Verpflichtung des BAMF der Ausländerbehörde mitzuteilen, dass vorläufig die Abschiebung nach Ungarn nicht erfolgen darf:

1. In Ungarn bestehen nach ständiger Rechtsprechung der Kammer "systemische Mängel", aufgrund derer im Falle der Rückführung nach Ungarn die Gefahr einer unmenschlichen oder erniedrigenden Behandlung droht.

2. Wenn die Rechtsbehelfsfrist gegen einen Dublin-Bescheid abgelaufen und dieser damit bestandskräftig geworden ist, kann ein Wiederaufgreifensantrag beim BAMF gestellt und ggf. im Hauptsacheverfahren im Wege der Verpflichtungsklage nach § 42 Abs. 1 Alt. 2 VwGO eine Sachentscheidung erzwungen werden. Zur Sicherung dieses Anspruchs auf Wiederaufgreifen des Verfahrens kann das Gericht nach § 123 Abs. 1 Satz 1 VwGO gegenüber dem BAMF anordnen, der zuständigen Ausländerbehörde mitzuteilen, dass vorläufig nicht abgeschoben werden darf (zitiert VGH Bayern, Beschluss vom 14.10.2015 - 10 CE 15.2165, 10 C 15.2212 - asyl.net: M23562).

3. Auch bei einem bestandskräftigen Dublin-Bescheid hat bei der Entscheidung, ob eine Abschiebung tatsächlich durchzuführen ist, sowohl das BAMF als auch die Ausländerbehörde die Umstände im Zielland der Abschiebung (hier: Ungarn) zu berücksichtigen.

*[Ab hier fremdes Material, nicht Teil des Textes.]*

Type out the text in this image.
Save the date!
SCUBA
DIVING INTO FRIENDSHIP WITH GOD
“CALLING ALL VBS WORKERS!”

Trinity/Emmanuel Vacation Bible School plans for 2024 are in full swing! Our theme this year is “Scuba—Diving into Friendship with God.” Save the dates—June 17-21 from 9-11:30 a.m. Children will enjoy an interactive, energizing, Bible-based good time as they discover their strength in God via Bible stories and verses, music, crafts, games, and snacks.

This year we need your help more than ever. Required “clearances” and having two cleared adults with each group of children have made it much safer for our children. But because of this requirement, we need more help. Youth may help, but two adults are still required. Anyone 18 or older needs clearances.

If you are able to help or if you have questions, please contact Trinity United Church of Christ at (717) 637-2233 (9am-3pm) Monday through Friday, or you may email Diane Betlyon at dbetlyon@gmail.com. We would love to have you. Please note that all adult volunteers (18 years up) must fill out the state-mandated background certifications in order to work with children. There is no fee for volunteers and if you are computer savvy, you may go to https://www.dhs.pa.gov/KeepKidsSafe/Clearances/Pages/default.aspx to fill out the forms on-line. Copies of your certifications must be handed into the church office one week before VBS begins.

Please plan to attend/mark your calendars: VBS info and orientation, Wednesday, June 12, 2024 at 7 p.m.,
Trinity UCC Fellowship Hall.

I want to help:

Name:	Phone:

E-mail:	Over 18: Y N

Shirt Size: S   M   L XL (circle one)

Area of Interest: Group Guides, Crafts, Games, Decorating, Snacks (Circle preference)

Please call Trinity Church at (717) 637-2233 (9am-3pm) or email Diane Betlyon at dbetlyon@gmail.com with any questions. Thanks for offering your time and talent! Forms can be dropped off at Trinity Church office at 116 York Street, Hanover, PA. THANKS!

Schlagwörter: Dublinverfahren, Ungarn, systemische Mängel, Aufnahmebedingungen, Asylverfahren, Wiederaufnahme, Wiederaufnahme des Verfahrens, unmenschliche Behandlung, erniedrigende Behandlung, Bestandskraft, Zuständigkeit,
Normen: VwGO § 29 Abs. 1, AsylG § 34a Abs. 1, VwGO § 42 Abs. 1 2. Alt.,
Auszüge:

[...]

Er ist als Antrag nach § 123 Abs. 1 VwG Q statthaft, weil ein (Eil)Antrag nach § 80 Abs. 5 VwGO - wie das Gericht bereits entschieden hat (Beschl v. 16. März 2016 - 2 L 344/16.A) - aufgrund der Nicht-Einhaltung der Klagefrist in der Hauptsache keinen Erfolg mehr haben kann. Der Antragsteller kann daher die in der Sache geltend gemachten Einwendungen gegen die aus § 34a Abs. 1 AsylG gestützte Abschiebungsanordnung nur noch geltend machen, indem er beim Bundesamt für Migration und Flüchtlinge einen Antrag auf Wiederaufgreifen des Verfahrens stellt und im Hauptsacheverfahren gegebenenfalls im Wege der Verpflichtungsklage nach § 42 Abs. 1 Alt. 2 VwGO eine Sachentscheidung erzwingt. Der dem systematisch entsprechende statthafte Antrag Im Verfahren des einstweiligen Rechtsschutzes ist dann ein Antrag auf Erlass einer einstweiligen Anordnung nach § 123 Abs. 1 Satz 1 VwGO zur Sicherung des geltend gemachten Anspruchs auf Wiederaufgreifen des Verfahrens, mit dem eine vorläufige Verhinderung der angeordneten Abschiebung erreicht werden soll. indem der Bundesrepublik Deutschland als Rechtsträgerin des Bundesamtes aufgegeben wird, der für die Abschiebung zuständiger Ausländerbehörde mitzuteilen, dass vorläufig nicht aufgrund der früheren Mitteilung und der Abschiebungsanordnung aus dem Bescheid [vom] abgeschoben werden darf (vgl. nur BayVGH, Beschl. v 14. Oktober 2075 - 10 GE 15.2165 u.a. -, juris; VG Stade Beschl. v 13. Juli 2015 – 1 B 1376/16 - juris).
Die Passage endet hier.